Artikülasyon sırasında ağızla değil, platizma ile çalışarak, gerilim vektörünü
göğüs bölgesine yönlendiririz.
Böylece,
bir konuşma sırasında ağzın köşelerini alçaltma alışkanlığı oluşturuyoruz,
bunun sonucunda kukla kırışıklıkları oluşuyor ve boyun derisi düzensiz bir
rahatlama kazanıyor - daha gevşek hale geliyor.
Boynunuzun
ne kadar “konuşkan” olduğunu kontrol etmek kolaydır. Avucunuzu üzerine koyun ve
sonraki birkaç paragrafı veya en sevdiğiniz şiiri yüksek sesle ve ifadeyle
okuyun.
Ne
hissediyorsun?
Kaslar dinleniyorsa, harika! gergin misin?
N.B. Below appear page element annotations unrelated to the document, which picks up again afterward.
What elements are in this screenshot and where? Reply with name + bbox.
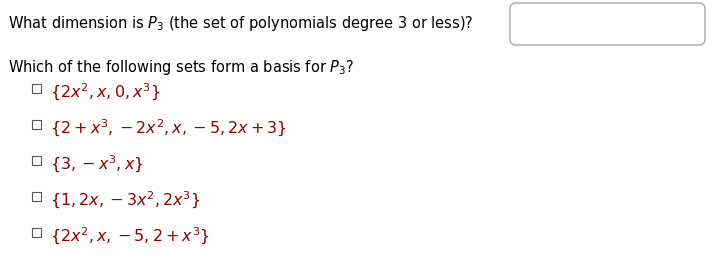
Bar xyxy=(32,84,41,93)
Text: What dimension is $P_3$ (the set of polynomials degree 3 or less)?: What dimension is $P_3$ (the set of poly… xyxy=(8,14,473,33)
Bar xyxy=(32,228,41,237)
Text: $\{2 + x^3, -2x^2, x, -5, 2x + 3\}$: $\{2 + x^3, -2x^2, x, -5, 2x + 3\}$ xyxy=(50,118,287,139)
Bar xyxy=(32,192,41,201)
Bar xyxy=(32,120,41,129)
Text: Which of the following sets form a basis for $P_3$?: Which of the following sets form a basis… xyxy=(8,58,354,77)
Text: $\{2x^2, x, 0, x^3\}$: $\{2x^2, x, 0, x^3\}$ xyxy=(50,82,160,103)
FancyBboxPatch shape xyxy=(510,3,705,45)
Text: $\{2x^2, x, -5, 2 + x^3\}$: $\{2x^2, x, -5, 2 + x^3\}$ xyxy=(50,226,209,247)
Text: $\{1, 2x, -3x^2, 2x^3\}$: $\{1, 2x, -3x^2, 2x^3\}$ xyxy=(50,190,200,211)
Bar xyxy=(32,156,41,165)
Text: $\{3, -x^3, x\}$: $\{3, -x^3, x\}$ xyxy=(50,154,144,175)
O zaman onları bu kötü alışkanlıktan ayırmaya
değer.
Derin
miyofasyal masaj, kasları çevreleyen bağ dokularının kılıfı olan fasyanın
etkilendiği boyun kaslarının gevşemesine yardımcı olacaktır. Ve bir konuşma
sırasında onları nasıl açmayacağınızı öğrenmek için, bir konuşma terapisti veya
konuşma teknolojisi uzmanıyla iletişim kurmak daha iyidir.
DUDAK
GERGİNLİĞİ
Ağız
çevresindeki kırışıklıklar, çökük yanaklar ve ince dudaklar, ağız kaslarının
sürekli gerilmesi sonucu ortaya çıkar.
Kendinizi
test edin: parmaklarınızı dudaklarınızın iki yanına koyun ve arka arkaya 10 kez
yutun. Dudaklar gevşetilmelidir: sıkıştırılmış, sıkıştırılmış dokular
olmamalıdır. Kaslarınızın gergin olduğunu hissediyor musunuz?
Bu, gün içinde aldığınız herhangi bir yudumun
hipertonisiteyi artırdığı anlamına gelir.
Kasların
aşırı eforu, küskün bir şekilde dudakları büzme veya ağzın köşelerini aşağı
indirme alışkanlığıyla ilişkilendirilebilir, bu da şaşkınlığı artırır. İpucu:
Dudaklarınızı yalnızca lezzetli yemekler, gülümsemeler ve öpücükler için ve her
türlü önemsiz şey için “açın”, onları zorlamamaya çalışın.
Yani,
yukarıdakilerin tümünü önlemek için:
Yüzünüzü
kontrol edin;
Kendinizi
izleyin, kökleşmiş kötü alışkanlıklarınızı takip edin;
Doğru
tonlamaları, görünümleri, hareketleri seçin - yüz ifadelerine başvurmadan
gerekli duyguları aktarmaya mükemmel şekilde yardımcı olurlar;
Sıkı
kasları gevşetmek için yüzünüze masaj yapın. Sonuçta, kırışıklıkların kalıcı hale
geldiği kasılma aşamasında kaslar donduğunda.
Yazar:
Anastasia Dubinskaya bir psikofizyolog, klinik psikolog, nöromüsküler yüz
rehabilitasyonu uzmanıdır.
Not: Bazen Büyük Dosyaları tarayıcı açmayabilir...İndirerek okumaya Çalışınız.